I am a bit confused with the reply. Are you stating that my parents' short sale will affect my credit scores even though I am not on the mortgage or any of the documents related to the property? I am the AU on only one of their credit cards which they have excellent payment history. Wouldn't only the actions on that credit card account that are report to the CRA will affect my scoring.
@Anonymous wrote:I am a bit confused with the reply. Are you stating that my parents' short sale will affect my credit scores even though I am not on the mortgage or any of the documents related to the property? I am the AU on only one of their credit cards which they have excellent payment history. Wouldn't only the actions on that credit card account that are report to the CRA will affect my scoring.
If your parents credit card were to be paid late or be closed as a result of the CC taking adverse action because of the short sale, then the late pays or closed account would show on your CR. Basically whatever happens to this card ( good or bad ) is going to show on your report as long as you are an AU.
@Jazzzy wrote:Always remember that as an AU, you can get the card taken off your report should anything negative appear. Remove yourself as an AU and tell the CRA that you are not an account owner. We were AUs on our son's AmEx. He has excellent credit, but....like most of America...he doesn't pay his monthly balance until he gets his statement. Therefore, a balance reported each month. We wanted to have virtually no utilization showing, so we took ourselves off his card and got the reporting taken off of our reports. Too bad, since it was a 1989 card...but the utilization reporting bothered us, so we decided there was more negative than positive and got rid of it.
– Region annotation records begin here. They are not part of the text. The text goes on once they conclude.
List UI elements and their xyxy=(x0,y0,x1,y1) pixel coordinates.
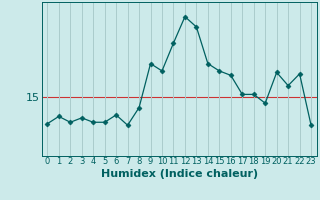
X-axis label: Humidex (Indice chaleur): Humidex (Indice chaleur) xyxy=(100,169,258,179)
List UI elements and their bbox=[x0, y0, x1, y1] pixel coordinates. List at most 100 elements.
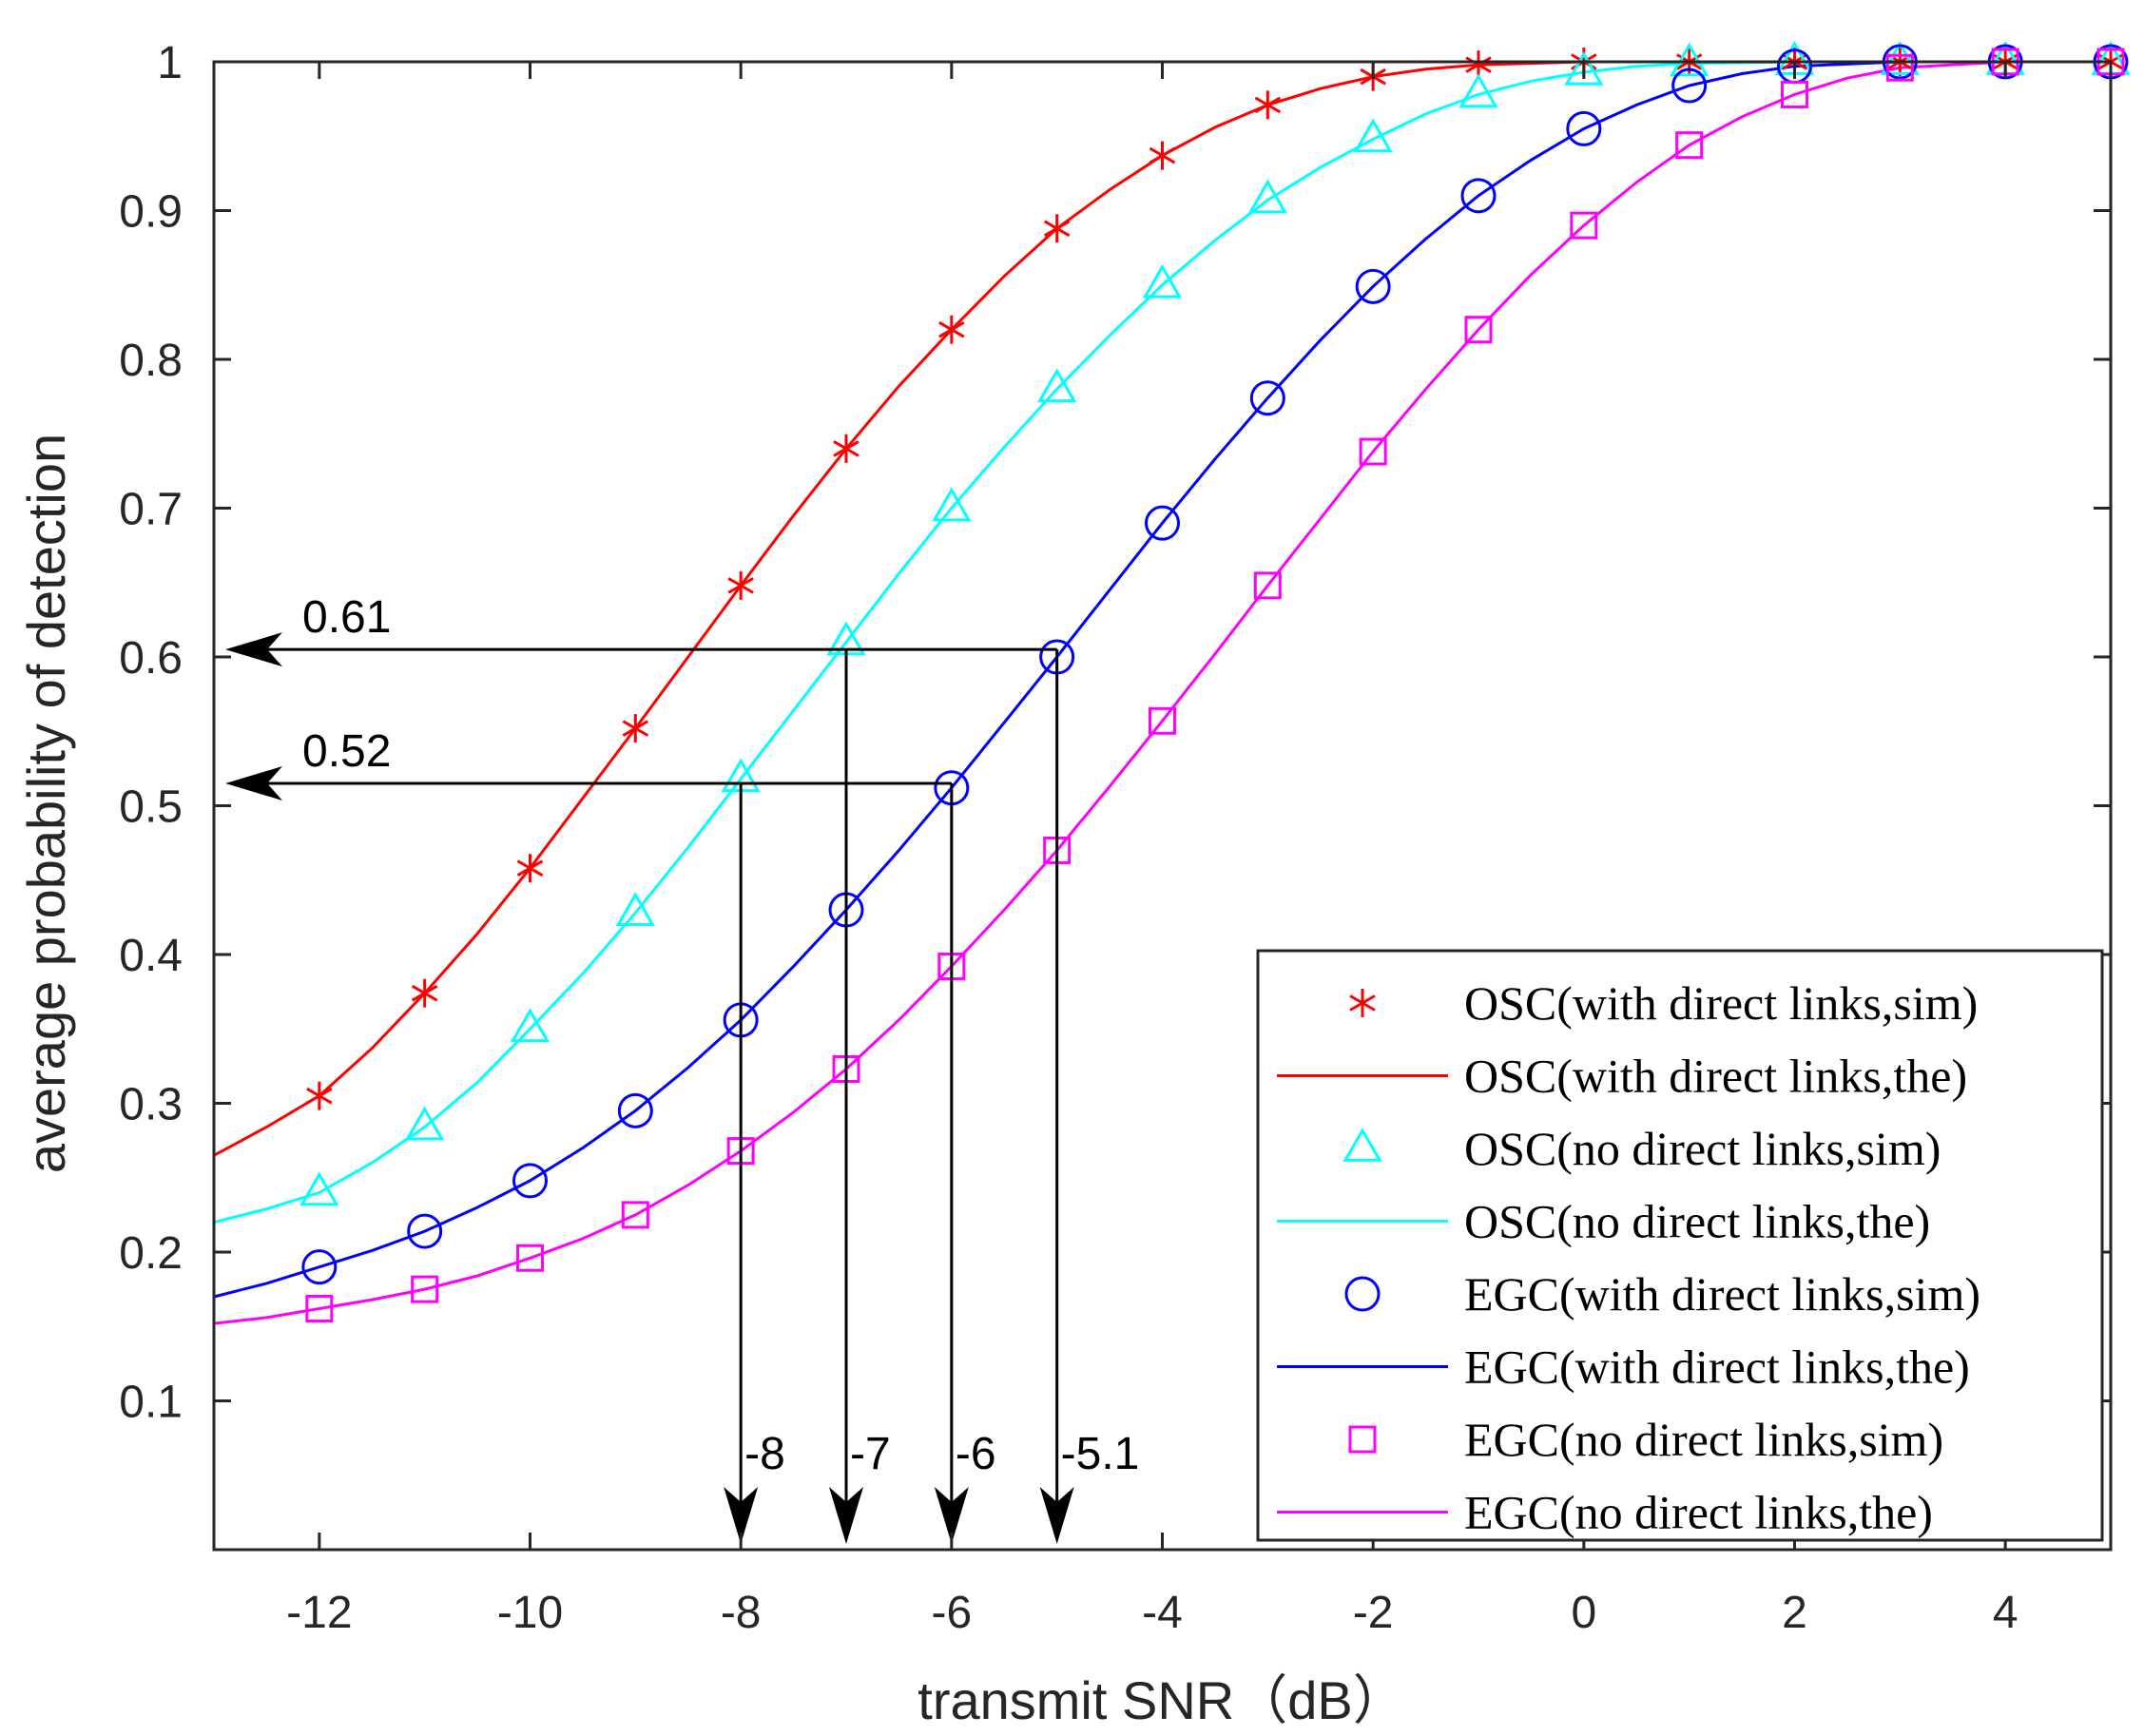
y-tick-label: 1 bbox=[157, 38, 183, 88]
series-line-egc-with-direct-links-the bbox=[213, 60, 2111, 1299]
data-point bbox=[1353, 118, 1393, 153]
x-tick-label: 4 bbox=[1993, 1588, 2018, 1638]
legend-label: OSC(no direct links,the) bbox=[1464, 1195, 1930, 1248]
data-point bbox=[617, 1092, 653, 1128]
data-point bbox=[510, 1008, 550, 1043]
data-point bbox=[1145, 505, 1180, 541]
legend-label: EGC(no direct links,the) bbox=[1464, 1486, 1933, 1539]
data-point bbox=[1885, 53, 1914, 82]
legend-marker-swatch bbox=[1349, 989, 1376, 1017]
y-tick-label: 0.7 bbox=[119, 485, 183, 535]
data-point bbox=[1249, 380, 1285, 416]
legend-label: EGC(no direct links,sim) bbox=[1464, 1413, 1943, 1466]
data-point bbox=[1254, 90, 1282, 120]
legend: OSC(with direct links,sim) OSC(with direc… bbox=[1256, 949, 2104, 1542]
legend-box bbox=[1256, 949, 2104, 1542]
data-point bbox=[516, 1244, 544, 1272]
series-line-osc-no-direct-links-the bbox=[213, 60, 2111, 1225]
data-point bbox=[407, 1213, 443, 1249]
data-point bbox=[1670, 42, 1709, 77]
legend-label: EGC(with direct links,sim) bbox=[1464, 1267, 1980, 1321]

Jazz - was this a charge card ? If so the balances are ignored from a FICO perspective ( except for TU98 ). Obviously they still show as balances, they are just not included in your utilization.
@pizzadude wrote:
@Jazzzy wrote:Always remember that as an AU, you can get the card taken off your report should anything negative appear. Remove yourself as an AU and tell the CRA that you are not an account owner. We were AUs on our son's AmEx. He has excellent credit, but....like most of America...he doesn't pay his monthly balance until he gets his statement. Therefore, a balance reported each month. We wanted to have virtually no utilization showing, so we took ourselves off his card and got the reporting taken off of our reports. Too bad, since it was a 1989 card...but the utilization reporting bothered us, so we decided there was more negative than positive and got rid of it.
Jazz - was this a charge card ? If so the balances are ignored from a FICO perspective ( except for TU98 ). Obviously they still show as balances, they are just not included in your utilization.
Hi pizzadude...it is a charge card. It was probably TU98 we were looking at because we told a mortgage lender we had zero credit card debt...and lo and behold his card showed a $3-4k balance, and it showed in the utilization on our reports. This was in 2009. He's got great credit, and the card is so old it is nice...but it bugged me that the balance showed on our reports.
@Jazzzy wrote:Jazz - was this a charge card ? If so the balances are ignored from a FICO perspective ( except for TU98 ). Obviously they still show as balances, they are just not included in your utilization.
Hi pizzadude...it is a charge card. It was probably TU98 we were looking at because we told a mortgage lender we had zero credit card debt...and lo and behold his card showed a $3-4k balance, and it showed in the utilization on our reports. This was in 2009. He's got great credit, and the card is so old it is nice...but it bugged me that the balance showed on our reports.
Yep, probably so ~ the balance would certainly show on your reports but only TU98 would include the balance in your revolving utilization.